Today the Federal Reserve reported that industrial production figures for May are down 0.1 percent after having gained 1.0 percent in April. While total industrial production in May was 4.7 percent higher than in the previous year, the capacity utilization rate for total industry declined 0.2 percentage point to 79.0 percent, a rate 1.3 percentage points below its long-run (1972—2011) average.
May’s 0.4 percent decrease for manufacturing production partially reversed the large increase that occurred in April. As a whole, both durable and nondurable goods production fell in May.

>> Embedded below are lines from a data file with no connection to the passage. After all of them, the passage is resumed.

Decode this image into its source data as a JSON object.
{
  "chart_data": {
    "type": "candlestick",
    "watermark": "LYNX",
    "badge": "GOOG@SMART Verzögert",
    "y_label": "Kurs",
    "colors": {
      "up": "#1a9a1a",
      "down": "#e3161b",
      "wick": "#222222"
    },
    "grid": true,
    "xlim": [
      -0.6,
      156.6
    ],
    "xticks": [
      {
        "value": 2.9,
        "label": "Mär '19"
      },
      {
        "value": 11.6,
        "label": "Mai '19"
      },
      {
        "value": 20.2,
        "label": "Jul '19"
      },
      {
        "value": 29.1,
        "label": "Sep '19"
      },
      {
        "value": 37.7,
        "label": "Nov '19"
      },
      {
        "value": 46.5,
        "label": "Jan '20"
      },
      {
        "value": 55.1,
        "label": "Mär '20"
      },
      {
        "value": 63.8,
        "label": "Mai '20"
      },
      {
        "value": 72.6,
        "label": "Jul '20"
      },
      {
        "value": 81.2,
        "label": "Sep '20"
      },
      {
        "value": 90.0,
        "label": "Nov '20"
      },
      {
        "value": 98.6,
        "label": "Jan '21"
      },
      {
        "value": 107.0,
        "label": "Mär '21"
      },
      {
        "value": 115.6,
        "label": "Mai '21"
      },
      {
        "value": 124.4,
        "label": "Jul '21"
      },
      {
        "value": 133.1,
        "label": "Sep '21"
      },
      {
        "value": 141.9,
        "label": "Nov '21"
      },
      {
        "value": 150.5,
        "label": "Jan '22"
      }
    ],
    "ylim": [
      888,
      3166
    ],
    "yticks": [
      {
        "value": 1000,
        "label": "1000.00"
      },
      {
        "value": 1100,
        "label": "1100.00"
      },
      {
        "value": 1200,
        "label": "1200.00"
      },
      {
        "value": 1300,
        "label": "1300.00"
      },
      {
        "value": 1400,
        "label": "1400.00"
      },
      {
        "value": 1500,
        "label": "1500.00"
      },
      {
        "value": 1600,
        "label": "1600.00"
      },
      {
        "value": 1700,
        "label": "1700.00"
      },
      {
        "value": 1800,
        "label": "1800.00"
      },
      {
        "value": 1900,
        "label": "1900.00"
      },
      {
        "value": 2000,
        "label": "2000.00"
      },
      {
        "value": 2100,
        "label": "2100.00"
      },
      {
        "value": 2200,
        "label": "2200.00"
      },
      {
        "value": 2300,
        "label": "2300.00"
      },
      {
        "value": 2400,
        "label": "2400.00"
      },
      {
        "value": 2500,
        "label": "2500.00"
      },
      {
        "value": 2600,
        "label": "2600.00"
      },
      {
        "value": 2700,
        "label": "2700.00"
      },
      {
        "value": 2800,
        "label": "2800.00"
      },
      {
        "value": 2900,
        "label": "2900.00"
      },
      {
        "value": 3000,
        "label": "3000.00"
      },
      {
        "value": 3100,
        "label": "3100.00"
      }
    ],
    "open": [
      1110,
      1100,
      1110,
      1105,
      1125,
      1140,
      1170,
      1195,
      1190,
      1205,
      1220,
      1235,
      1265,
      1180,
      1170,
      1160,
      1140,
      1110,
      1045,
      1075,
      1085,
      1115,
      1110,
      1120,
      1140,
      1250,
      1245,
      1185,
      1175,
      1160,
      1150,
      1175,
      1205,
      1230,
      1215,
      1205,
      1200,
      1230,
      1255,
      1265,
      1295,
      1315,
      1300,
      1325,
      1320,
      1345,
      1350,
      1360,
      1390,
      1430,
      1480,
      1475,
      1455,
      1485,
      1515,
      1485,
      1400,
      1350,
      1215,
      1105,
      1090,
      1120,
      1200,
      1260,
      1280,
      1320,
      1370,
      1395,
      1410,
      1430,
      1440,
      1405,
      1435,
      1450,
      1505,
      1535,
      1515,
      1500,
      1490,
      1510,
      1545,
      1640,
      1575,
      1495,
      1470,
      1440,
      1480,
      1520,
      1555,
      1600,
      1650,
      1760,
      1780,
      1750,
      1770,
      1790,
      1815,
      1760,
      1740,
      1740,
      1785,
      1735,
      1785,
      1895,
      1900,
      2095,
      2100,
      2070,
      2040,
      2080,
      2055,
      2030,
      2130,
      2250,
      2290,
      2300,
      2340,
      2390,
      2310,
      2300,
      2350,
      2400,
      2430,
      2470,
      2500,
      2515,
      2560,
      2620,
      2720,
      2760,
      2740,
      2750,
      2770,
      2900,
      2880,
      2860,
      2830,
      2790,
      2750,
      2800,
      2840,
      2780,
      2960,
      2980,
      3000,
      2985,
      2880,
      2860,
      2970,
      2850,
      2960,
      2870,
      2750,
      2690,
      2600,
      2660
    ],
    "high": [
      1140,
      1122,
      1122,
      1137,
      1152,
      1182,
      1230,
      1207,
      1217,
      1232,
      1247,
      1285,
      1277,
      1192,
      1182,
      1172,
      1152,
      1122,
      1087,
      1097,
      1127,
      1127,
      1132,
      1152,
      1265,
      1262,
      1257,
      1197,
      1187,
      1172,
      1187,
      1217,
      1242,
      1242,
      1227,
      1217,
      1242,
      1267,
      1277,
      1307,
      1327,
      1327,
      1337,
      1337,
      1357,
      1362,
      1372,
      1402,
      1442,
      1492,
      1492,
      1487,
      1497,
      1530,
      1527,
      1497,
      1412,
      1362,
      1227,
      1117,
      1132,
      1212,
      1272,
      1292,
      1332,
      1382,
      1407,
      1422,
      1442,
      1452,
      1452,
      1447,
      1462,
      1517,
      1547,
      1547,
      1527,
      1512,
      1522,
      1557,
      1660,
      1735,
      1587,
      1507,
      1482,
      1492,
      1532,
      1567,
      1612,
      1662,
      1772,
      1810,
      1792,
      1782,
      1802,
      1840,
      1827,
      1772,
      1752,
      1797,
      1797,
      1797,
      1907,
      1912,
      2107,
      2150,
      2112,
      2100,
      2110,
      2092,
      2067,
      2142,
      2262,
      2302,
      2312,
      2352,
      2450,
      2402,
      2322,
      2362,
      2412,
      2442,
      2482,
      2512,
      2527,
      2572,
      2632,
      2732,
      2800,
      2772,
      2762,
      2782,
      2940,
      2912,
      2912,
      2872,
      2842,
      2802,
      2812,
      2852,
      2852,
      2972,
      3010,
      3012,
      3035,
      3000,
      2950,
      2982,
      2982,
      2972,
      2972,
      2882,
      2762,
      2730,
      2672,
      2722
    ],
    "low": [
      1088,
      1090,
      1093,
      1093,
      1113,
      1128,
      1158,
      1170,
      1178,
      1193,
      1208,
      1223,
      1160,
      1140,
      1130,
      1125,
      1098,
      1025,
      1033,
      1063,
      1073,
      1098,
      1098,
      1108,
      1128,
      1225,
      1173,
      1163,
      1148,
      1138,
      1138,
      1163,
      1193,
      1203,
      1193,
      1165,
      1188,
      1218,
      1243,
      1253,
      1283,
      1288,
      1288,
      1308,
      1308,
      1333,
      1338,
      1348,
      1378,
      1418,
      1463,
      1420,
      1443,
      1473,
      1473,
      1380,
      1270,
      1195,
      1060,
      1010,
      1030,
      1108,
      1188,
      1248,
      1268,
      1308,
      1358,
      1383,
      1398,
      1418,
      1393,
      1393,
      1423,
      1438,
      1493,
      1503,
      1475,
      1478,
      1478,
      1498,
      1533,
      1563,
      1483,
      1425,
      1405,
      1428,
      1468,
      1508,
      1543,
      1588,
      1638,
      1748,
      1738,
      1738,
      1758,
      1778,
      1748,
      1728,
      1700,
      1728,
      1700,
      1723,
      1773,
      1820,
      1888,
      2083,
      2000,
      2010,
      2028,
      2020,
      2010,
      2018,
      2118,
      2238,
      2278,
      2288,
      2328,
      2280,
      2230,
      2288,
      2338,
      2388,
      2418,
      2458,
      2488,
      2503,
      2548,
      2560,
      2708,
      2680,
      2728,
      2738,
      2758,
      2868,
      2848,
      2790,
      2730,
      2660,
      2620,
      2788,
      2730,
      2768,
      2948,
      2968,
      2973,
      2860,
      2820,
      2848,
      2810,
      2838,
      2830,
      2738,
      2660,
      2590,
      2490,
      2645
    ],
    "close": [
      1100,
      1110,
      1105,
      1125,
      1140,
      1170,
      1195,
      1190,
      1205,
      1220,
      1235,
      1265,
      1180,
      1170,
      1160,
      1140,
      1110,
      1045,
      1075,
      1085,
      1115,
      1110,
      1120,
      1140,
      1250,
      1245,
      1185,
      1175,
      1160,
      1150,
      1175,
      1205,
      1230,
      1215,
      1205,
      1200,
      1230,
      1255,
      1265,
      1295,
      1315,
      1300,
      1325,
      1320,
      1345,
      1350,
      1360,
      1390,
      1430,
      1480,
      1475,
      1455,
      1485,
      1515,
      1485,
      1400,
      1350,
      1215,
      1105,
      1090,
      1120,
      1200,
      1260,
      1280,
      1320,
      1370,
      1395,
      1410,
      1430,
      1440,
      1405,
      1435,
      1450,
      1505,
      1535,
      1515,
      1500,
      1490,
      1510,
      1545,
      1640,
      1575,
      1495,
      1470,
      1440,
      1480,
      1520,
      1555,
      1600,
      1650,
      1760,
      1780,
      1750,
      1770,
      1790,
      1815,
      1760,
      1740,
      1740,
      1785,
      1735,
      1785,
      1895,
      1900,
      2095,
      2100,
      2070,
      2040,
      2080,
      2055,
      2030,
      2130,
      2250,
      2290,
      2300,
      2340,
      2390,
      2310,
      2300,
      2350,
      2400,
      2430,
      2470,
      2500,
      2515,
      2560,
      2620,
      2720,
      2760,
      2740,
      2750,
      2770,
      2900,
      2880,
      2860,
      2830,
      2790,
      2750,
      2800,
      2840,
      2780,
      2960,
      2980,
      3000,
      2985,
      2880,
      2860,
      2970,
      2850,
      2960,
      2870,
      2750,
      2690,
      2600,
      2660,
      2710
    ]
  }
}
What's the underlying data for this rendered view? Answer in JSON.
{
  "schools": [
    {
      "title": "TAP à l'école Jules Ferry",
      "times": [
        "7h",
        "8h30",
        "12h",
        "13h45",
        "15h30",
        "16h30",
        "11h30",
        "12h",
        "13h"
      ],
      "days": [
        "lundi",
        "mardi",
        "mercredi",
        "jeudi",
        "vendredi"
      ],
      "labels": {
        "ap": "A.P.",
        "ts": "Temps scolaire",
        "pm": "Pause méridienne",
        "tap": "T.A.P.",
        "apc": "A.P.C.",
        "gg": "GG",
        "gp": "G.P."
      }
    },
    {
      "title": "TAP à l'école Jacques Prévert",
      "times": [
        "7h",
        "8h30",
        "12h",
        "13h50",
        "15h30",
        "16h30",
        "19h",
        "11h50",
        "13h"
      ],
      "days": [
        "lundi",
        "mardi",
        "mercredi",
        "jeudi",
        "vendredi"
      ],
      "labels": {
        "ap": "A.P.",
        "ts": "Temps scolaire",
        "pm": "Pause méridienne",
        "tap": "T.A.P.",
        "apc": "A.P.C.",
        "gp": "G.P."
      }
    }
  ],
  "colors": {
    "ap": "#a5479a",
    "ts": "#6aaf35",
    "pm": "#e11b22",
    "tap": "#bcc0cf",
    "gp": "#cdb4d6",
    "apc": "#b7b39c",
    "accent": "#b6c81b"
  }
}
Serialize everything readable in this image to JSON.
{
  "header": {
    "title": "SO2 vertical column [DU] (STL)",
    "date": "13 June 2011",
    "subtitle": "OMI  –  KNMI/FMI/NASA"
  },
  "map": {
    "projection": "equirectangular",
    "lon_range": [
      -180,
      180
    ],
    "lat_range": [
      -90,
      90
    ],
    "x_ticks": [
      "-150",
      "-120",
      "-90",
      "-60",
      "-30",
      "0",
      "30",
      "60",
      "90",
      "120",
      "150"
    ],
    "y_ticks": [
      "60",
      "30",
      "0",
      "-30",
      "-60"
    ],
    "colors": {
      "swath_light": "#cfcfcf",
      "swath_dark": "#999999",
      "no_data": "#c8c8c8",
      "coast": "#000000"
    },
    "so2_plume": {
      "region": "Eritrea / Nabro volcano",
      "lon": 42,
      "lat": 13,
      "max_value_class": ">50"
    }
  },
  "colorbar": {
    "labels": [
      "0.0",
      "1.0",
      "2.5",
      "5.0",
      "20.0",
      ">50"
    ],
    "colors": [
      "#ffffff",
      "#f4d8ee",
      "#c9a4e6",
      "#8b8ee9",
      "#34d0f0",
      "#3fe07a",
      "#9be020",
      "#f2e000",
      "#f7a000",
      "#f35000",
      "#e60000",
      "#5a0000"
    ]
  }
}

The production index for durable goods declined 0.5 percent after a gain of 1.4 percent in the previous month. The capacity utilization for durable goods manufacturing was 78.0 percent, a rate 5.0 percentage points higher than the previous year and 0.9 percentage point above its long-run average. The largest increase among major durable goods industries was for wood products (up 1.0 percent) and smaller gains were recorded by fabricated metals; electrical equipment, appliances, and components; and miscellaneous manufacturing. Industries with decreases of more than 1.0 percent included nonmetallic mineral products, primary metals, motor vehicles and parts, and furniture and related products. The production of non-durables decreased by 0.2 percent, making May the third consecutive month without a gain for non-durables despite increases of around 1.0 percent in apparel, leather, petroleum and coal products.
Overall, the index for Manufacturing in May was 5.2 percent above the previous year level, reflecting a longer-term positive trend.